Comfort is critical, sure, but your conference room table doesn’t need to look like a spaceship to get ideas flying. If your company is ready for a refurbishing, perhaps consider finding someone on your team who’s great at finding deals, and offer them the assignment with a bonus. January and July tend to be good times for company-wide sales, when you can keep your eyes out for special discounts. And the right pieces of second-hand furniture will come at a great discount—reducing the purchase cost by 50% to 80%—while maintaining basically the same functionality. 

Many furniture suppliers are happy to offer one-on-one support, and have customer relations representatives happy to help you find the best fit for your budget. If you’re in desperate need of back support, stat, check out this list of ergonomic chairs under $300.

OK, this one isn’t exactly inside the office, but stick with us anyway. In the corporate world, company retreats and fly-outs are a great way to get employees on different teams to break out of their comfort zones, solve problems in new and innovative ways, and build camaraderie. While the idea of whisking away the entire team to a picturesque locale for brainstorming and bonding might sound like the ultimate perk, the costs can quickly spiral into a budgetary black hole. From securing a venue that accommodates both work and leisure to flights, meals, transportation, and team-building activities, the expenses stack up. For instance, flying out a mid-sized team for a weekend retreat could easily run into tens of thousands of dollars, especially if international travel is involved.

Why stop there: with a typical three-day domestic business trip costing around $1,000 per employee, companies are rethinking their vendor meetings and conference plans, finding more cost-effective ways to build networks and understand client challenges.  

In comparison, a Bevi smart water cooler in the office is a modest investment that keeps on giving, offering hydration and a small daily delight without the logistical nightmare and hefty price tag of a company-wide retreat. It’s also something that everyone can enjoy, not just one specific team on one specific week. Rather than escape the office, why not make a small investment in making the day-to-day office more exciting?

Nothing says “we’ve made it” like an on-site office gym boasting top-tier equipment.
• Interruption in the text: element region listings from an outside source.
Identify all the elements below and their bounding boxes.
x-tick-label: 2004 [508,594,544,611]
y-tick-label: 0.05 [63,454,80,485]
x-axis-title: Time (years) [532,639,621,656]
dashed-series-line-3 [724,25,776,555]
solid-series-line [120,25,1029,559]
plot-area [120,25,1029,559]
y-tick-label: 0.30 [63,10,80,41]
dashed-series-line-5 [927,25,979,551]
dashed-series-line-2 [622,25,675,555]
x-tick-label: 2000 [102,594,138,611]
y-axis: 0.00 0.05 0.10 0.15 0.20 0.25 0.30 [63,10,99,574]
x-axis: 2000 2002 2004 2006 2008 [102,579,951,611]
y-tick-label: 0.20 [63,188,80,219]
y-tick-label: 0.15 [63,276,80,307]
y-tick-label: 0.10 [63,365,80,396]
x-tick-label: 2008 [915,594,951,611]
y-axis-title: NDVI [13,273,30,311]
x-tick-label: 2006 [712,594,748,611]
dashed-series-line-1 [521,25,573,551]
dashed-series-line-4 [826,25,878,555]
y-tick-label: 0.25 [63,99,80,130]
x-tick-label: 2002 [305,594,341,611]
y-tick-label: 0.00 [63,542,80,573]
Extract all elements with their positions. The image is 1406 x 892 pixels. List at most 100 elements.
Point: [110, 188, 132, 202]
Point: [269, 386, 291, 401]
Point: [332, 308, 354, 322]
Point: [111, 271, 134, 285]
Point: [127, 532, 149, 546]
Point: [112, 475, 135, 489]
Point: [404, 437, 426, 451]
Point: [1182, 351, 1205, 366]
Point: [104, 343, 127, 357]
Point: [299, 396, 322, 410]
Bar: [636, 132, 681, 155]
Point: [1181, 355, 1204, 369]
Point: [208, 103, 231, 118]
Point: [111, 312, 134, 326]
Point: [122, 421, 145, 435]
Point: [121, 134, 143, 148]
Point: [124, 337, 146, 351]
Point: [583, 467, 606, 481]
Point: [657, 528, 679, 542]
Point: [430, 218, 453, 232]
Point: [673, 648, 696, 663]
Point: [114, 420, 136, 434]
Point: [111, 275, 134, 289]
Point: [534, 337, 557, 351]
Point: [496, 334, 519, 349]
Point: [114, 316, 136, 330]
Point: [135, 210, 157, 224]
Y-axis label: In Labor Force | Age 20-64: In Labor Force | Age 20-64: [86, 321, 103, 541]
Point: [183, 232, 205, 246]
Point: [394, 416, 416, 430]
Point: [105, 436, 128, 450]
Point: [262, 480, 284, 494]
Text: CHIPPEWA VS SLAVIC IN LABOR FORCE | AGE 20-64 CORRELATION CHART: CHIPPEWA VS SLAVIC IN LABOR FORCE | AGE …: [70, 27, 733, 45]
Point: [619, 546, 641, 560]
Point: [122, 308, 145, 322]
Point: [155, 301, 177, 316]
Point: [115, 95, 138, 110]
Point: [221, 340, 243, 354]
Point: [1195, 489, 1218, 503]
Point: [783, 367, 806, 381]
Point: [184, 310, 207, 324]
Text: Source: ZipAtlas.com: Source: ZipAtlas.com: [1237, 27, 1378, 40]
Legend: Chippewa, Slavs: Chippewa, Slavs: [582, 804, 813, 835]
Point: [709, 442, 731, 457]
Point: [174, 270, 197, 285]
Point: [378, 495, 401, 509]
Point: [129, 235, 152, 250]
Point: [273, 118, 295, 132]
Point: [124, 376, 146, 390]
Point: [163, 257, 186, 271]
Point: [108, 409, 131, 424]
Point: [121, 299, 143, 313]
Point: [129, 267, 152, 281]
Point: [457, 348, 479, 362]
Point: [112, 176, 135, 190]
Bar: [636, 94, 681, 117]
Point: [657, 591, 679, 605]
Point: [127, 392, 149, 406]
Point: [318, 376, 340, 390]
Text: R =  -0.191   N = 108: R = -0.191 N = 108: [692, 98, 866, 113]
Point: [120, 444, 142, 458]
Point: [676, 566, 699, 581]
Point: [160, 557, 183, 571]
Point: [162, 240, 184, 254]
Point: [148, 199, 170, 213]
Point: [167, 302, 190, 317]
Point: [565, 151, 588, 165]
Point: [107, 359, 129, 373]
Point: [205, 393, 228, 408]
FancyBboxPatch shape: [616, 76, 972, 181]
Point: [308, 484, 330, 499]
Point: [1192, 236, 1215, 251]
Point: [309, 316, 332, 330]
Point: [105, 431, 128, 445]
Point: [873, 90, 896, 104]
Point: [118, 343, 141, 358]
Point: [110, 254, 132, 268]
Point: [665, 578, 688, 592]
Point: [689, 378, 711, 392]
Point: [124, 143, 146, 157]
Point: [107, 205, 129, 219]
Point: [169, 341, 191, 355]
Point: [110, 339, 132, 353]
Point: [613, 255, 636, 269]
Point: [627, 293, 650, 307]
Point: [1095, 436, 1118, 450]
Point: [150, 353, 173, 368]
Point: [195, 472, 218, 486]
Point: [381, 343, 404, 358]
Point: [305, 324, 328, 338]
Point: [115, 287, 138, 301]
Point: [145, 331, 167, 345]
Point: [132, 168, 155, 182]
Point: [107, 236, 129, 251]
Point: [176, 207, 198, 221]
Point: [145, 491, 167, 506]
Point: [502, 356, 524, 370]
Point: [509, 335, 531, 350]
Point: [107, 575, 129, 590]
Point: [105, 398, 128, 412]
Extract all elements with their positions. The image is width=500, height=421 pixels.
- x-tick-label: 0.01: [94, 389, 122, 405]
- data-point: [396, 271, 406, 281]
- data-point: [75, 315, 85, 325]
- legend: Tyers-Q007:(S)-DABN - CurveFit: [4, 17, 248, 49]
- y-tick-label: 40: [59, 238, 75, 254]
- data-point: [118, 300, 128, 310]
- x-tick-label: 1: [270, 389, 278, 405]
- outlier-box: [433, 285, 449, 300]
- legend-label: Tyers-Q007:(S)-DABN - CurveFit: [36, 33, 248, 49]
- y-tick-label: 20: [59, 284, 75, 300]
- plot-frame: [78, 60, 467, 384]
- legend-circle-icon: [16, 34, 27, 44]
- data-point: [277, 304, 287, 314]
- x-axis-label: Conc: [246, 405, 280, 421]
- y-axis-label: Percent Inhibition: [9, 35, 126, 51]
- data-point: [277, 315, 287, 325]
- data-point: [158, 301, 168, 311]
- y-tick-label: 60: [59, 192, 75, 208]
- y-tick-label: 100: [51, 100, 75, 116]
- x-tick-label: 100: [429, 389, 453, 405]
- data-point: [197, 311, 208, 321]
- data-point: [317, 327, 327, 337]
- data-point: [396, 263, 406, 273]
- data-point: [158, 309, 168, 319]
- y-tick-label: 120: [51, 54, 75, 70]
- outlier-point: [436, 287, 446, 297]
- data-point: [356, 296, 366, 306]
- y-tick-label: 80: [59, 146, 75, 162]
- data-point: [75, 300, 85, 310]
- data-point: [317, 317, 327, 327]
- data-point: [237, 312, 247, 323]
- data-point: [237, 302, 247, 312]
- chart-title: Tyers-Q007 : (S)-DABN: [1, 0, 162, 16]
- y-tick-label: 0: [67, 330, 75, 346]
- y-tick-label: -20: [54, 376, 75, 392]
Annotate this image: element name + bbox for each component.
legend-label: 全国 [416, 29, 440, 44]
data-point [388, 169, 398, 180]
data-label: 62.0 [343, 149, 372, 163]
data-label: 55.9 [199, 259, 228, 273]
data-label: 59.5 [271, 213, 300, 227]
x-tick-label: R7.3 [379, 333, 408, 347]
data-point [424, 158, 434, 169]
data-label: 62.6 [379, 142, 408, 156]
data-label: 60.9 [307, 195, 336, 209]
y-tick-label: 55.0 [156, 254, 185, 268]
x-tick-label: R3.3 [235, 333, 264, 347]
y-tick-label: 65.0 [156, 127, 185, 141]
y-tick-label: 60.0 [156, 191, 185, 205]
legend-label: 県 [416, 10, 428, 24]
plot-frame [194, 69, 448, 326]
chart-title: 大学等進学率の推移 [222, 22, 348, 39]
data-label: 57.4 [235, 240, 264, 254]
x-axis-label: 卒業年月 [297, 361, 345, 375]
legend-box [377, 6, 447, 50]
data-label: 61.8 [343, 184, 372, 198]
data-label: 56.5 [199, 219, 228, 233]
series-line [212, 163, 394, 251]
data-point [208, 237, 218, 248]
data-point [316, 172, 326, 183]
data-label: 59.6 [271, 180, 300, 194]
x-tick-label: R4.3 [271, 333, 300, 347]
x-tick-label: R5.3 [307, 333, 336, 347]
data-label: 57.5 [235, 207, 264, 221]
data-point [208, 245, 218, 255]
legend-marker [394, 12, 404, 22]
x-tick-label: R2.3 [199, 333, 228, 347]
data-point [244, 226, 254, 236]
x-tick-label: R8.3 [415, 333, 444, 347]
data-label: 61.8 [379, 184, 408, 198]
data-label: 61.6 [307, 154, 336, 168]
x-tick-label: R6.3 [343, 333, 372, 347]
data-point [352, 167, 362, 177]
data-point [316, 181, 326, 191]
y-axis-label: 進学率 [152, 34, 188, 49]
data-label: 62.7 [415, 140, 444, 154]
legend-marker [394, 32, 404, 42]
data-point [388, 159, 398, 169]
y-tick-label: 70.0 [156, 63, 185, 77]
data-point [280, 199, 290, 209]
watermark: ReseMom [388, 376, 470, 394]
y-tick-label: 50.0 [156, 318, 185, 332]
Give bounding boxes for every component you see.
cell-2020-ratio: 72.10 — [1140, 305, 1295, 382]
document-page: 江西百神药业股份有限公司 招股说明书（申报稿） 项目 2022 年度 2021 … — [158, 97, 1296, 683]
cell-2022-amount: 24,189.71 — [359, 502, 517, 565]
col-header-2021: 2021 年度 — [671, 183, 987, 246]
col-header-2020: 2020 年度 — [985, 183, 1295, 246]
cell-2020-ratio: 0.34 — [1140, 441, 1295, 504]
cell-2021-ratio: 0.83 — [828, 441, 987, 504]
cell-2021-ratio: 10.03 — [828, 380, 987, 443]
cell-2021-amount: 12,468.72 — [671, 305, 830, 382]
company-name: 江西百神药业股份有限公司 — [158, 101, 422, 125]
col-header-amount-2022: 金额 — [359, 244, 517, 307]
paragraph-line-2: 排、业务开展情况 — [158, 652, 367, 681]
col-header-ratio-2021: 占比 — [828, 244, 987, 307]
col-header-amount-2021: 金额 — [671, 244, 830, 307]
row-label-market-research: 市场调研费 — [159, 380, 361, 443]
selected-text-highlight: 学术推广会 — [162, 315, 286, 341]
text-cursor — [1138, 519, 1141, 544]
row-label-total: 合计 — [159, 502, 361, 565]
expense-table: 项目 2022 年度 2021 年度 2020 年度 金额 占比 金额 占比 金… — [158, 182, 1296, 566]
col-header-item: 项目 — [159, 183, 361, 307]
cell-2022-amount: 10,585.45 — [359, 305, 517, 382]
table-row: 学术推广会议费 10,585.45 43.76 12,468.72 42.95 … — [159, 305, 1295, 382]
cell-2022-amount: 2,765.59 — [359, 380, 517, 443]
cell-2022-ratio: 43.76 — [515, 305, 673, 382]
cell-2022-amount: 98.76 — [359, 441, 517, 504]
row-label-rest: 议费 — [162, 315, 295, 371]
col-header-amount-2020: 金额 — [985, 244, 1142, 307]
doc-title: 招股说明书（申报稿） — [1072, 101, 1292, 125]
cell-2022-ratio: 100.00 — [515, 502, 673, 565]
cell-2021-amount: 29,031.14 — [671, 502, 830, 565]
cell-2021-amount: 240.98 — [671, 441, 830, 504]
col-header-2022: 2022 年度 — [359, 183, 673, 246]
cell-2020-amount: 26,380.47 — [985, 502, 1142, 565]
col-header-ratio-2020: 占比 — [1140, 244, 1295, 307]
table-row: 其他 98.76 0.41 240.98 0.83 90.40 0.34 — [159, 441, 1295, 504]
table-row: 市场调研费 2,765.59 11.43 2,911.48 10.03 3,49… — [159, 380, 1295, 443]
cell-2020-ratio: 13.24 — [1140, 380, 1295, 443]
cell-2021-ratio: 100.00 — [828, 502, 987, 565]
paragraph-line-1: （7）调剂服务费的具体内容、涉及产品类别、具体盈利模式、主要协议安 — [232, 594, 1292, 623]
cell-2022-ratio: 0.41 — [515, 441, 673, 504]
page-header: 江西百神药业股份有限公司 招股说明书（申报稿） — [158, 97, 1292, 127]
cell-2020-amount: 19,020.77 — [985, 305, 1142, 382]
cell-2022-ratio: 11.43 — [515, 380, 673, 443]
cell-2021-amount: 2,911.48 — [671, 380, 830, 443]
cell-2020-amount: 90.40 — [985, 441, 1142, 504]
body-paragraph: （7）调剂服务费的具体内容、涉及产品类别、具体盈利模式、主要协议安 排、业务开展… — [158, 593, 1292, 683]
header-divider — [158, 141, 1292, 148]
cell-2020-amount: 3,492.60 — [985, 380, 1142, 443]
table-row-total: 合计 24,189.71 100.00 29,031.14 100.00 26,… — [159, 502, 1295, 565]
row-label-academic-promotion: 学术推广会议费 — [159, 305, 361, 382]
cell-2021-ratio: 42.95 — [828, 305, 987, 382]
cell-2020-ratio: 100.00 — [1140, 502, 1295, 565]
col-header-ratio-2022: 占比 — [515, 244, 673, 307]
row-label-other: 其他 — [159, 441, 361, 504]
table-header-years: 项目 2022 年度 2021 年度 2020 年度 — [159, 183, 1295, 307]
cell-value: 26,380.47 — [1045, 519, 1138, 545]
But when you’re talking about the workplace, are machines fit for Olympians really necessary?

With employee health and wellness becoming an increasingly high priority, some workplaces are investing in tools for fitness aficionados, like the Normatec compression tools ($399-$1449) to reduce muscle soreness and the Somadome meditation pod ($14,500) for enhanced mind-body connection. These additional tools are stacked onto the more traditional equipment we already know about, like the Peloton bike – which we love, don’t get us wrong, but comes with a price tag as steep as the mountains you can climb on it ($1,445, plus an All-Access membership which comes at $44/month). 

Treadmills, elliptical machines, free weights and tools take up not only a significant amount of space and require cleaning and maintenance, but also a considerable chunk of the budget. More simple measures, like subsidizing employees’ external gym memberships, can be just as effective, and can give your employees more choices.

*Based on a Boston office of 25 employees dispensing about 400, 20 oz. drinks per month.